The result that surprised me most: M² enables Qwen3-VL-32B (open-source, self-hosted) to match performance that previously required GPT-4o or Claude, while using less than half the tokens. The capability gap between open and proprietary models on agentic tasks has typically been explained by model quality. M² suggests some of it is just memory architecture.

What's missing

The insight bank in the paper was built from 55,000 trajectories — that's a substantial data collection exercise not available to most deployments. The paper acknowledges this but doesn't propose a lightweight bootstrapping approach for cold starts. The obvious answer is to start with a small set of hand-authored heuristics and replace or augment them as real trajectories accumulate. But the paper doesn't evaluate this path, which means the degradation curve from smaller insight banks is unknown.

The evaluation domain is also narrow: web navigation, where tasks are discrete and success is binary. Long-running assistants with open-ended tasks and fuzzy success criteria are harder to evaluate and may behave differently. The insight extraction heuristics that work for "navigate to a product page" may not transfer cleanly to "help me debug a performance regression" — the latter requires domain knowledge, not just UI heuristics.

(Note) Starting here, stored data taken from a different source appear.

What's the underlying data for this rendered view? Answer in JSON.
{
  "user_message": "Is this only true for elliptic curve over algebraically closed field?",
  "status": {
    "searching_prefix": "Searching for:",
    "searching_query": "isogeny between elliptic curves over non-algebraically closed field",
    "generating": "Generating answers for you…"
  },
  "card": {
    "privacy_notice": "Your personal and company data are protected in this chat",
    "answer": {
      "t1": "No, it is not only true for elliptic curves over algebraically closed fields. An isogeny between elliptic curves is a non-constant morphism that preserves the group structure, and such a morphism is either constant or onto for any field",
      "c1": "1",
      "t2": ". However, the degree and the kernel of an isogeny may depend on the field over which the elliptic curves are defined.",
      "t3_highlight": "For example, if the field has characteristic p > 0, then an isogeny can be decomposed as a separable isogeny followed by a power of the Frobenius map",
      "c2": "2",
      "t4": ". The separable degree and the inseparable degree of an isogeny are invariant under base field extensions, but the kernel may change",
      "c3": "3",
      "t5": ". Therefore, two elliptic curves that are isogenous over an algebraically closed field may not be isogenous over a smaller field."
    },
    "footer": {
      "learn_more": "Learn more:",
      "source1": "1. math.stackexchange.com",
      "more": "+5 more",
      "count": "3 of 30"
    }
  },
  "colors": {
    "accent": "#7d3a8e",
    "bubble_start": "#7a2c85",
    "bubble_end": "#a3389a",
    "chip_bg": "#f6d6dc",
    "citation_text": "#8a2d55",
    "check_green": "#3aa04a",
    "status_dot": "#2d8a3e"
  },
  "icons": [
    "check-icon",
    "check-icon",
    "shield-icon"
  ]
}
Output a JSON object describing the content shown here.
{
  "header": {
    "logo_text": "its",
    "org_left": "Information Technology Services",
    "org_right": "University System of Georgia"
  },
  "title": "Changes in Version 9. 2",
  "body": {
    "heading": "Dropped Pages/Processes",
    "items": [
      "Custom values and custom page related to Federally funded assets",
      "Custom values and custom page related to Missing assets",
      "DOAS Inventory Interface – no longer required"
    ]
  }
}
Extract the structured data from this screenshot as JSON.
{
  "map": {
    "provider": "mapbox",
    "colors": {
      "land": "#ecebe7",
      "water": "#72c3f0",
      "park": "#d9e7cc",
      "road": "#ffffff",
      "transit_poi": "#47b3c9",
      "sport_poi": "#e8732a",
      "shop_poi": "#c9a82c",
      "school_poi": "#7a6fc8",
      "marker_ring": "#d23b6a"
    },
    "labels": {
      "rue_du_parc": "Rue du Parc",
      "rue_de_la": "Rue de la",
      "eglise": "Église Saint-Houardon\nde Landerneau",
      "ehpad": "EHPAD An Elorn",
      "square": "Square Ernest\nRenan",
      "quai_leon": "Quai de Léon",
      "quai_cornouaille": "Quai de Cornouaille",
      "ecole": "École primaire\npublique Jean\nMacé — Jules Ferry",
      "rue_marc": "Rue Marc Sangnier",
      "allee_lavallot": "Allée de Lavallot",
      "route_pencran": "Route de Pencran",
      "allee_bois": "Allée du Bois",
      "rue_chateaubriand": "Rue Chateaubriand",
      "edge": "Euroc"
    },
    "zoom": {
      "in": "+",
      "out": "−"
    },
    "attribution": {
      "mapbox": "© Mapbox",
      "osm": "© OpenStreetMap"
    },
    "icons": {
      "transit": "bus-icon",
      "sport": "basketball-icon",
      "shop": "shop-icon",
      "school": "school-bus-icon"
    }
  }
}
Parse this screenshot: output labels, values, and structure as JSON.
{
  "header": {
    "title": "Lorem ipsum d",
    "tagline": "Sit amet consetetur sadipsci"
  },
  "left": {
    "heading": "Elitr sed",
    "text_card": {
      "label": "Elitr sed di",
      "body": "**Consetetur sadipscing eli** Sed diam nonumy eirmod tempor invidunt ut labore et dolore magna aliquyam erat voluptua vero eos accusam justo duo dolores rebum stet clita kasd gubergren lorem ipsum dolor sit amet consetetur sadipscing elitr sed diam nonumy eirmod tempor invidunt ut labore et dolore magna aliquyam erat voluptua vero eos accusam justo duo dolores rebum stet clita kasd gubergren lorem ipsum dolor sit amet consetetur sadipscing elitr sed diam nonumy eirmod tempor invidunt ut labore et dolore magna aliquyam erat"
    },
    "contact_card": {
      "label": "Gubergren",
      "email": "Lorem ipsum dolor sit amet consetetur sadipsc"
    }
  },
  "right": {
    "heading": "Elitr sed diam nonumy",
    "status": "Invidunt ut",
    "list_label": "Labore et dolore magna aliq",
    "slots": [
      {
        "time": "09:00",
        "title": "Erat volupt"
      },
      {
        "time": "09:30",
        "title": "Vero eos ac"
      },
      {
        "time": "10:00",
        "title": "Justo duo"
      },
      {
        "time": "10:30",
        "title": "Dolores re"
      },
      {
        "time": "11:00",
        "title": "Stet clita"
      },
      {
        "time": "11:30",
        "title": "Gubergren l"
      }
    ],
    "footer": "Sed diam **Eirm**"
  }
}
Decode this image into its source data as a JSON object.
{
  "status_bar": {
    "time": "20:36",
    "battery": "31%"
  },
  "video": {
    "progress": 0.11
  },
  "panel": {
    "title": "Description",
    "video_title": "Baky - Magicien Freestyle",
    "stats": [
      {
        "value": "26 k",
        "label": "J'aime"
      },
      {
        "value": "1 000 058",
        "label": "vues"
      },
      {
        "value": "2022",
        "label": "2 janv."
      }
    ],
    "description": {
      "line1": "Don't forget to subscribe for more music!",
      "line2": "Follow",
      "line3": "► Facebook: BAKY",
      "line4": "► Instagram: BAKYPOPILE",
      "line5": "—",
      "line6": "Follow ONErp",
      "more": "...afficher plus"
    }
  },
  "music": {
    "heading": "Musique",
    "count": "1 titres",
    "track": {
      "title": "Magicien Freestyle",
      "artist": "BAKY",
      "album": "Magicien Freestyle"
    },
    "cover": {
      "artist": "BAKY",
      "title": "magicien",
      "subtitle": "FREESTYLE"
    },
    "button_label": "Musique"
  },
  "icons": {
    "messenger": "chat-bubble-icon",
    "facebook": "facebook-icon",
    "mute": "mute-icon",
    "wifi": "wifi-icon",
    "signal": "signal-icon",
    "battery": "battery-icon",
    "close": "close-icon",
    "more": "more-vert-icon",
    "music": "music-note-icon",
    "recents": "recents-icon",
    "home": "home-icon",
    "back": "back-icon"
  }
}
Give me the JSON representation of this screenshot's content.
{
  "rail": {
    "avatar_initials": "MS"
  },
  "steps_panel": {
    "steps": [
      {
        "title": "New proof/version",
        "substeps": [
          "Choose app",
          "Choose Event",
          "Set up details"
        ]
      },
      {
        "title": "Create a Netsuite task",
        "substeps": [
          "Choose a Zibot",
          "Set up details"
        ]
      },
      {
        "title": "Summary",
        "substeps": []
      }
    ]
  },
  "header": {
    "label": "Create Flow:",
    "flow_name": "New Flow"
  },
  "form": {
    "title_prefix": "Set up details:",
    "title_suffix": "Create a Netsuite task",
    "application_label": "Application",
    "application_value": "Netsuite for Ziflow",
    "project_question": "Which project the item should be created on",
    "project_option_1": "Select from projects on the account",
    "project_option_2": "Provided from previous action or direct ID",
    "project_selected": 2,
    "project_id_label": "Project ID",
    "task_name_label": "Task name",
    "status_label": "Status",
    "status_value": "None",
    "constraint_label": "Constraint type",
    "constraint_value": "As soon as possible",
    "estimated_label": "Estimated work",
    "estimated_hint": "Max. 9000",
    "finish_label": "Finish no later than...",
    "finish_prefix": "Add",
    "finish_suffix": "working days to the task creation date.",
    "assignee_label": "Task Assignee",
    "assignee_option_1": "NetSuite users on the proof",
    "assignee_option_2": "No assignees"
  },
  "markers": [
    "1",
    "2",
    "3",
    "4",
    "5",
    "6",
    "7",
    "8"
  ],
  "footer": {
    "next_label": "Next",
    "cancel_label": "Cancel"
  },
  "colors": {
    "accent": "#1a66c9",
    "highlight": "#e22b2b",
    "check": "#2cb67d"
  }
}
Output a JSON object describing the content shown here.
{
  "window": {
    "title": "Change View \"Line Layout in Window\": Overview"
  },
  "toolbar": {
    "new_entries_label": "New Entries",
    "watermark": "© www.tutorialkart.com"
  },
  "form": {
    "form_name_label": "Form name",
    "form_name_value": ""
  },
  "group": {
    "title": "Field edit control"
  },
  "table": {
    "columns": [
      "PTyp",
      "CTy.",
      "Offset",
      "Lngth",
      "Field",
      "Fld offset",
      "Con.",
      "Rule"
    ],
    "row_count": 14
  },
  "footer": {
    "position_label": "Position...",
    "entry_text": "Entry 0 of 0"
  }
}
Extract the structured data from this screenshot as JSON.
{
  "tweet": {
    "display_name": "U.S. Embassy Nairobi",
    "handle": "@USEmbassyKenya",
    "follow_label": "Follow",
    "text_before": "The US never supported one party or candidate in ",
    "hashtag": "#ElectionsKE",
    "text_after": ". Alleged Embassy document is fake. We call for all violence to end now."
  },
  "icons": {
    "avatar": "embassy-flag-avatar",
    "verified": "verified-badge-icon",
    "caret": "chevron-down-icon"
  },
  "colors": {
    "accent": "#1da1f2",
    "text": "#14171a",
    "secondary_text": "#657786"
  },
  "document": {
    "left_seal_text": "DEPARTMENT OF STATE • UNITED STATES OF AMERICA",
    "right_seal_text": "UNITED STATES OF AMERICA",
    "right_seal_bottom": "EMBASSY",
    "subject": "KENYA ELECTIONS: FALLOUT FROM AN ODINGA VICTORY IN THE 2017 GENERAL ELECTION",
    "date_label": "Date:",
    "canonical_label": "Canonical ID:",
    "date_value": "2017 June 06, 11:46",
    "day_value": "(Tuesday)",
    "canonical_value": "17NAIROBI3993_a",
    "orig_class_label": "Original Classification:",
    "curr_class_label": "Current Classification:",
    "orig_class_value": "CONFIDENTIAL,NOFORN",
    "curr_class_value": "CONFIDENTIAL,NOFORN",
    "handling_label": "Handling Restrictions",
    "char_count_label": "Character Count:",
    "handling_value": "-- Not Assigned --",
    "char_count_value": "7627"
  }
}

Neither of these is a fundamental objection. They're open questions. The core mechanism — keep the running state compressed, retrieve generalized patterns from past experience — is sound and the results are reproducible. The interesting work is in extending it to messier problem domains.

The paper is arxiv:2603.00503. Worth reading if you build or think about agent systems — it's concise, the case studies are concrete, and the token consumption graphs alone are useful for calibrating intuitions about context growth.